U4 = #<uuid ab595962-0a37-4520-8bef-afc559955201>

 

(uuid->string U4)

"ab595962-0a37-4520-8bef-afc559955201"

 

(uuid->urn-string U4)

"urn:uuid:ab595962-0a37-4520-8bef-afc559955201"

 

namespace-DNS = #<uuid 6ba7b810-9dad-11d1-80b4-00c04fd430c8>

(uuid=? U4 U4) = #t

(uuid=? U4 namespace-DNS) = #f

(uuid<? U4 namespace-DNS) = #f

(uuid>? U4 namespace-DNS) = #t

3 Issues and Comments

The biggest issue is that of the ’buggy’ reference implementation in RFC 4122 with regard to the generation of name-based UUIDs. It seems that the implementation in the Unix uuid command and the Python library (among others) is the correct implementation and we use this as the default behavior. However, it also seems that there are implementations ’in the wild’ that match the original RFC 4122 reference implementation. Therefore, we also provide this behavior using the #:legacy keyword.

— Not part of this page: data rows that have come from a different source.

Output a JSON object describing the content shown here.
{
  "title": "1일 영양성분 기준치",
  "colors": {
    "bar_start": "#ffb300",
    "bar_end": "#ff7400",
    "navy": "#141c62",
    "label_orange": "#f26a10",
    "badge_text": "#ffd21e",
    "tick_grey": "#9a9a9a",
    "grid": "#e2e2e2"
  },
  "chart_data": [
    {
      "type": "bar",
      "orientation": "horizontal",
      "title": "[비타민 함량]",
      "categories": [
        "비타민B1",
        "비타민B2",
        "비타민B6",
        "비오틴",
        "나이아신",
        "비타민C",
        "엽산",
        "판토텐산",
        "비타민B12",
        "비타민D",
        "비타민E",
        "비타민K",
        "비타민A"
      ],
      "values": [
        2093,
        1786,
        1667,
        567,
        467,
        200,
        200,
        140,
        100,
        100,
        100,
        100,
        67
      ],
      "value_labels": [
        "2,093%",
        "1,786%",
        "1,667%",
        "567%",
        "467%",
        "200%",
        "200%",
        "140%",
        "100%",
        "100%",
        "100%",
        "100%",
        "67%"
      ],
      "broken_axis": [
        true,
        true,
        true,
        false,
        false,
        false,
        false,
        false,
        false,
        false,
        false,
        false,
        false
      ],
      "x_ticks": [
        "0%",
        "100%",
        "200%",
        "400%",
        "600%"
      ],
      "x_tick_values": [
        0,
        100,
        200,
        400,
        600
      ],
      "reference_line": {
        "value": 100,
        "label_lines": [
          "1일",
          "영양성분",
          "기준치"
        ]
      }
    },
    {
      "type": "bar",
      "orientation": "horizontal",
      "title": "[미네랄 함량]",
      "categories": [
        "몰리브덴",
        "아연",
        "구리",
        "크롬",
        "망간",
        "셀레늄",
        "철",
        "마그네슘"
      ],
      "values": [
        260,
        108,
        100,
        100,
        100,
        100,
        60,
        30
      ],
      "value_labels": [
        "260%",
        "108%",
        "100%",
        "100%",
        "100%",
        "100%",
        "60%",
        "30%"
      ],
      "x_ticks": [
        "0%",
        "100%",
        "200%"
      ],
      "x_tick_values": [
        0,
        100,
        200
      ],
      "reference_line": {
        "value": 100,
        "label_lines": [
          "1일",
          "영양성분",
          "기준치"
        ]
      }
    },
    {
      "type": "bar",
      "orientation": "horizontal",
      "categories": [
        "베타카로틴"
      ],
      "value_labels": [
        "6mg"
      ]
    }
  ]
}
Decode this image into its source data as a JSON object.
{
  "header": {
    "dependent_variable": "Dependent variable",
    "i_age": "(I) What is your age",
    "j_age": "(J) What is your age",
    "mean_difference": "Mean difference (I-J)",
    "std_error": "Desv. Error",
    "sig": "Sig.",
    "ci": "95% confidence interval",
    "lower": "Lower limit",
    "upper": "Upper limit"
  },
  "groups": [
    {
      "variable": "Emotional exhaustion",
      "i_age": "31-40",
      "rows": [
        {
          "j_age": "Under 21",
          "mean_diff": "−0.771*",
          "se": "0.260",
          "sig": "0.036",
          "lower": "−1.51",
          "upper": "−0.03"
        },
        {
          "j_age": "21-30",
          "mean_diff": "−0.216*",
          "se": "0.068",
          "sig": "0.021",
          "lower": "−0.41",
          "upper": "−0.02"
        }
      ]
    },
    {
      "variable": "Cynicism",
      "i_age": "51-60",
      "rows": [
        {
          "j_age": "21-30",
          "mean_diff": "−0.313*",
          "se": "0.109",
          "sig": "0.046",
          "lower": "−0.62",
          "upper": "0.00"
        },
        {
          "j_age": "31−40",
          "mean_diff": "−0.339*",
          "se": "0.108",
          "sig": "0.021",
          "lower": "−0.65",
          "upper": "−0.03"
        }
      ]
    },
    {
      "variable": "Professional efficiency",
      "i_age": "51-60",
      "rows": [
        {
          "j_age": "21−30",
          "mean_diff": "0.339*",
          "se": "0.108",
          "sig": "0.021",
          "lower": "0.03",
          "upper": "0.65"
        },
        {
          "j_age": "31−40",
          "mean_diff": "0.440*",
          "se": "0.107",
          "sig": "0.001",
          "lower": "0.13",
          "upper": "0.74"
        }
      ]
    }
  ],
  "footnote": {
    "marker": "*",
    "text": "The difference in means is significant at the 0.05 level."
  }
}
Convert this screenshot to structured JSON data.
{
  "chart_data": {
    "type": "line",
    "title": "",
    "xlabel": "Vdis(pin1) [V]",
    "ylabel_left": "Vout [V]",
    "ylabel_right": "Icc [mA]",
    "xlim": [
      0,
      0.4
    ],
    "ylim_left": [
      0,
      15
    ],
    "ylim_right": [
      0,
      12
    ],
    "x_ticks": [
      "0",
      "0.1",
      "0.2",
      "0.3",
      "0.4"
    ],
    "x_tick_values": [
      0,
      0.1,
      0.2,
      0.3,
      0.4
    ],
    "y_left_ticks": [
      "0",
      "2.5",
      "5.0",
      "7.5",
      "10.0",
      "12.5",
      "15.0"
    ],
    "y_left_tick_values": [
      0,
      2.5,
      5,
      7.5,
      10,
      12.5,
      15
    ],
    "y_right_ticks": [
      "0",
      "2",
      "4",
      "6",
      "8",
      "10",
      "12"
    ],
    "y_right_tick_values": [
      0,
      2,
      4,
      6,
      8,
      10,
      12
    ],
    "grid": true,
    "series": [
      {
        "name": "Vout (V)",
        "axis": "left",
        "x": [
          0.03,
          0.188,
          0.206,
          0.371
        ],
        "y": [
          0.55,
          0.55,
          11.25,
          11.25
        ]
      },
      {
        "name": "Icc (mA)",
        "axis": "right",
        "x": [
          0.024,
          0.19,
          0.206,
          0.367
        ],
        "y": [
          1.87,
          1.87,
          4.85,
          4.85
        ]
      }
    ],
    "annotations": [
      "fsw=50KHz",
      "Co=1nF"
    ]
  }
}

The current time is measured at millisecond accuracy, which means we lose a significant amount of the available address space – 5 decimal digits. The advantage is a simple, portable implementation. This is fine for low-volume UUID generation.

The current implementation does not maintain any state information for UUID generation. This means that we generate a new random clock sequence for every new time-based UUID, which increases the probability of collisions. Again, this is fine for low-volume UUID generation.

At some point, (make-uuid-1) needs to allow the optional specification of the node to use. Currently, this is the primary MAC address for the machine on which the code is run, which could be considered a security issue in some cases.